Cette affaire s'apparente à la transaction PPP en cours pour le financement de la LGV Tours Bordeaux au profit du groupe Vinci. ![]()
Cette privatisation a été dénoncée avec vigueur par le dirigeant du syndicat des transports RMT, Bob Crow. Il a accusé le gouvernement d'avoir "vendu ses bijoux de famille à vil prix", et qualifié l'opération de "vandalisme".
La transaction est pilotée par Borealis Infrastructure, une branche de la caisse de retraite des employés municipaux de l'Ontario (OMERS) et par Teachers, qui investit l'argent des enseignants de la province.

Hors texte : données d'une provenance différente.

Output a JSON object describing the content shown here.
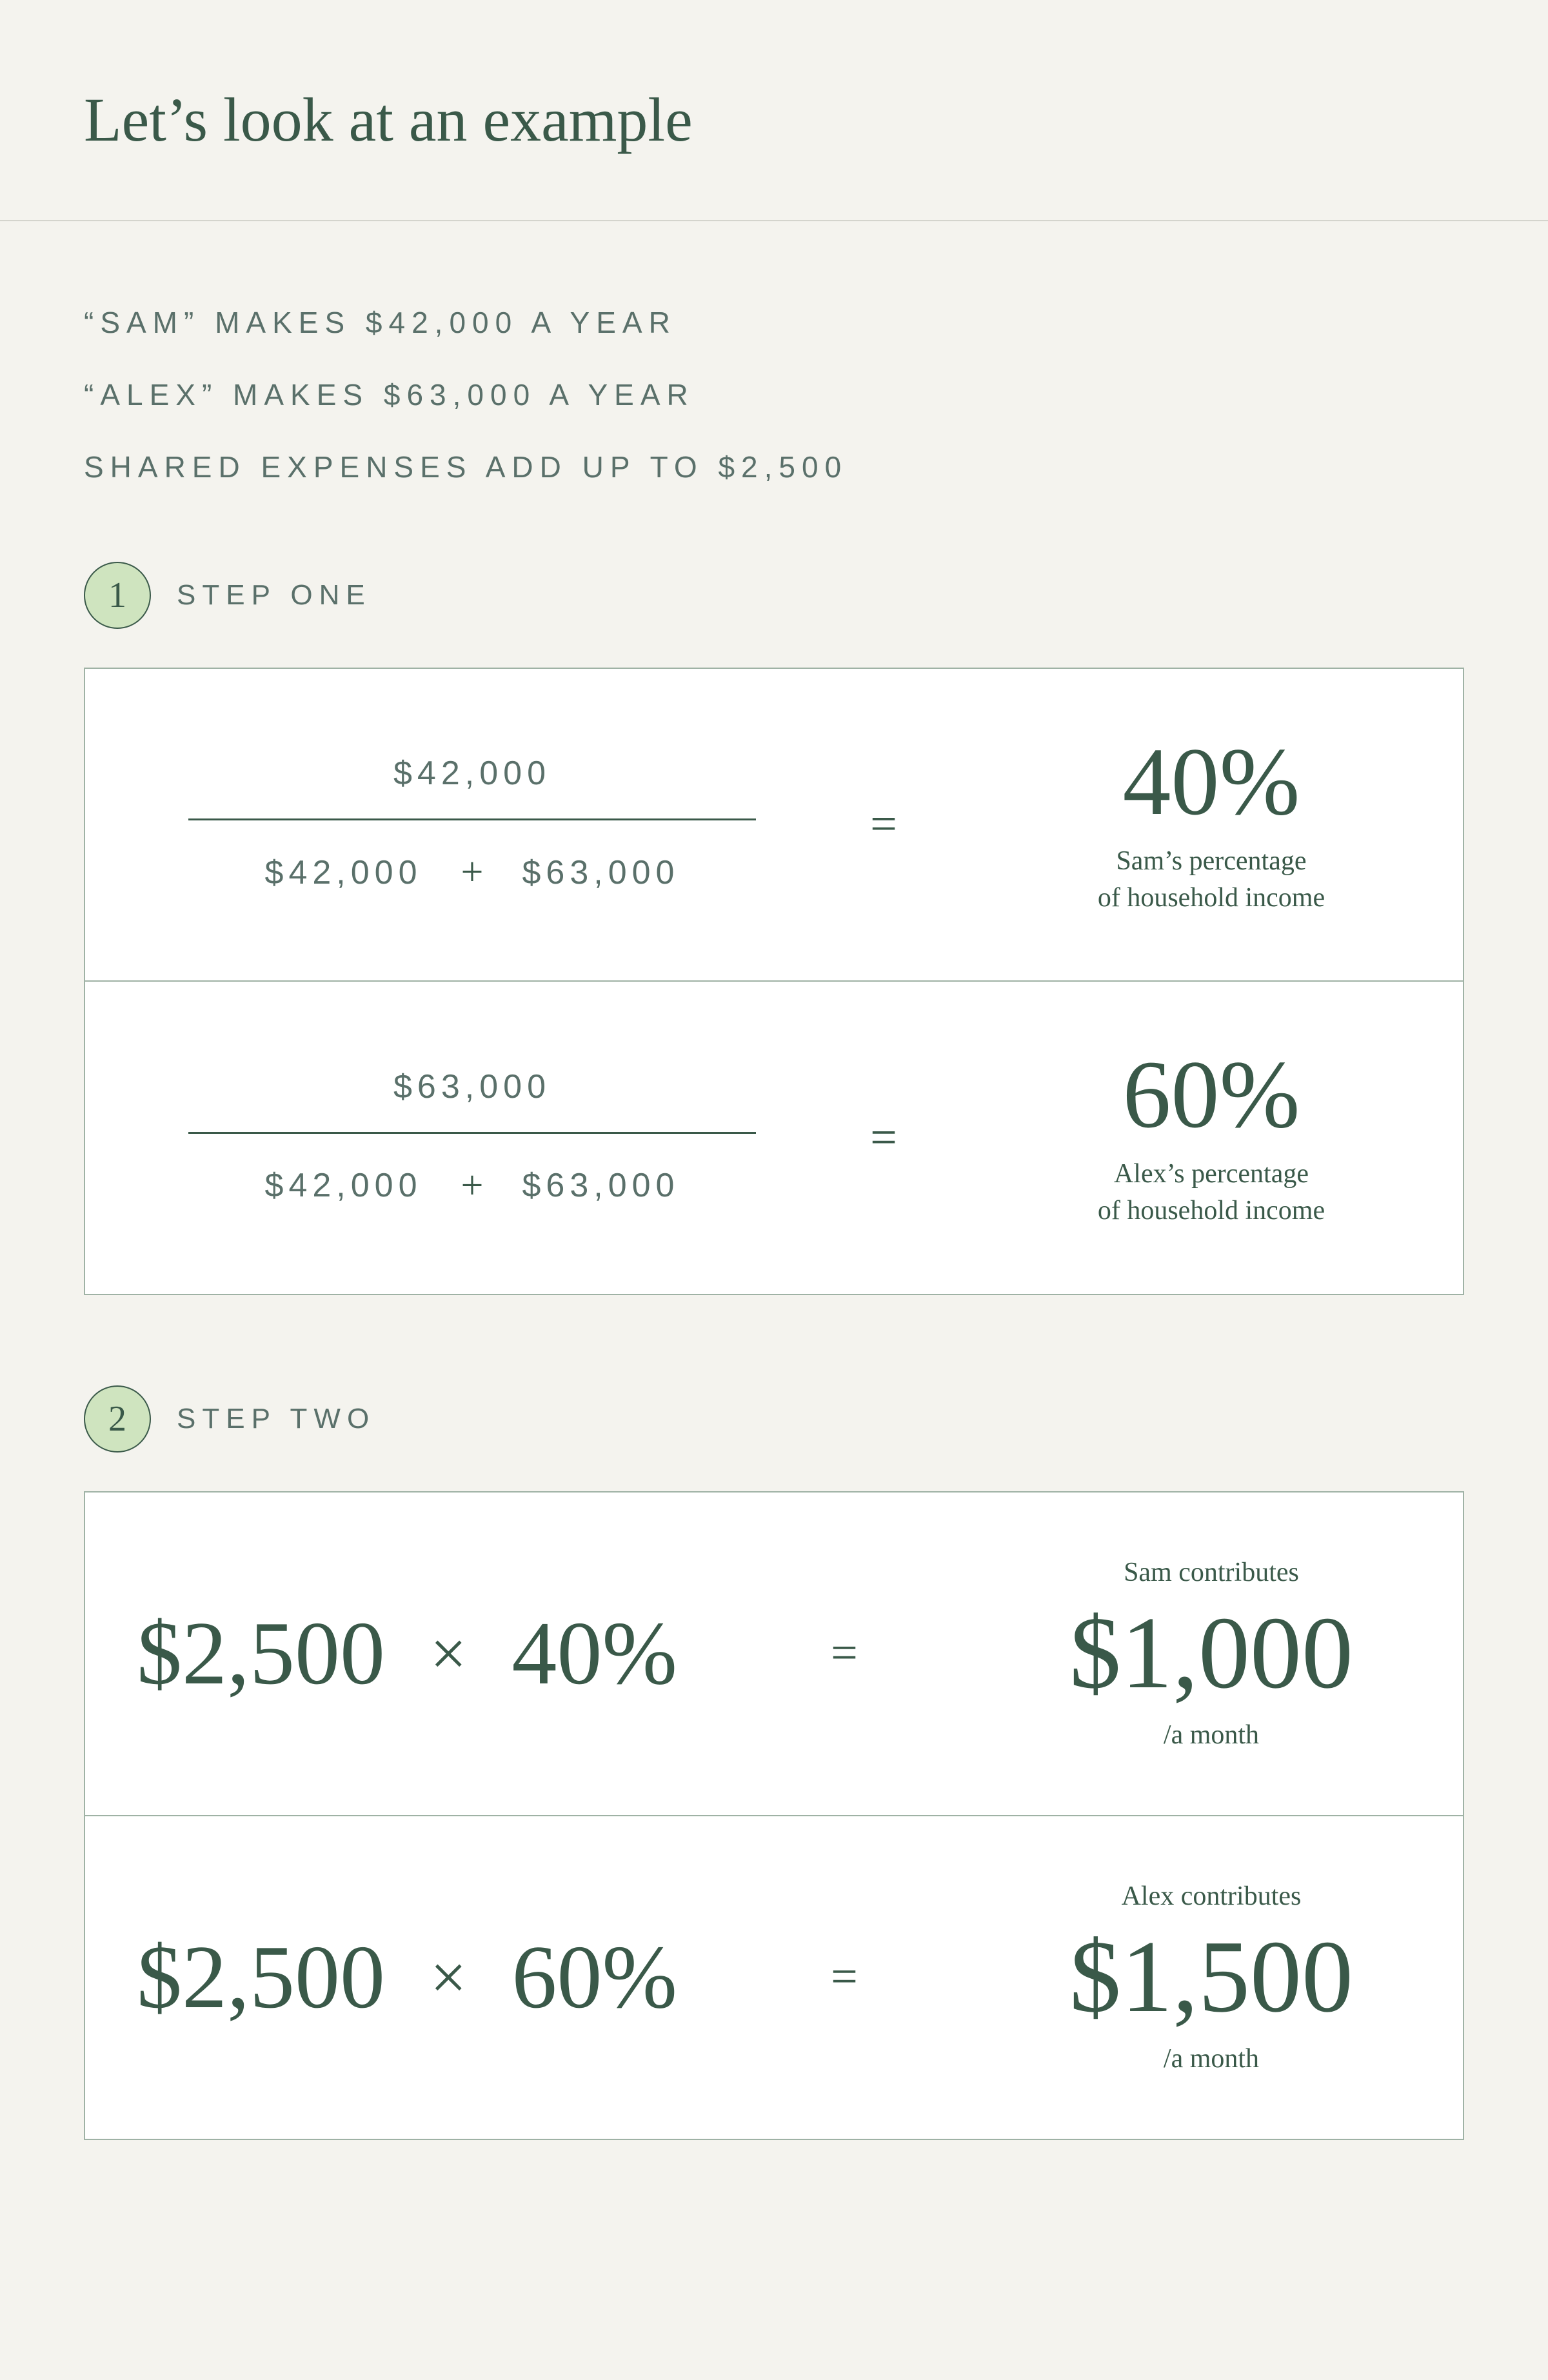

Selon le ministère britannique du Transport, OMERS et Teachers ont acquis une franchise d'exploitation du tronçon ferroviaire long de 109 kilomètres pour une période de 30 ans. Le gouvernement britannique demeurera propriétaire de la voie ferrée, des infrastructures connexes et des terrains.
Le consortium canadien génèrera des revenus en facturant des droits d'accès aux compagnies ferroviaires qui empruntent la voie. Pour l'heure, c'est Eurostar qui s'y aventure le plus souvent pour ses trajets reliant Paris et Bruxelles. La compagnie ferroviaire allemande Deutsche Bahn s'est par ailleurs montrée intéressée à offrir une liaison à grande vitesse entre l'Allemagne et Londres.
« Les actifs de HS1 - High Speed 1, l'organisation qui détient les permis d'exploitation de la ligne ferroviaire - sont de très grande qualité et correspondent parfaitement aux critères d'investissements de Teachers, » a indiqué le vice-président principal du groupe Infrastructures de Teachers, Stephen Dowd.
Cette transaction permettra à Teachers, dont les actifs se chiffrent à 96 milliards de dollars, d'accroître sa présence en Grande-Bretagne. La caisse de retraite a déjà investi dans une entreprise de jeux de hasard, le groupe Camelot, aux aéroports de Bristol et de Birmingham et dans la compagnie gazière Scotia Gas Networks.
Le PDG de Borealis Infrastructure, Michael Rolland, a fait valoir que ce lien ferroviaire est situé dans un secteur attrayant et dans un environnement où les règlementations sont stables.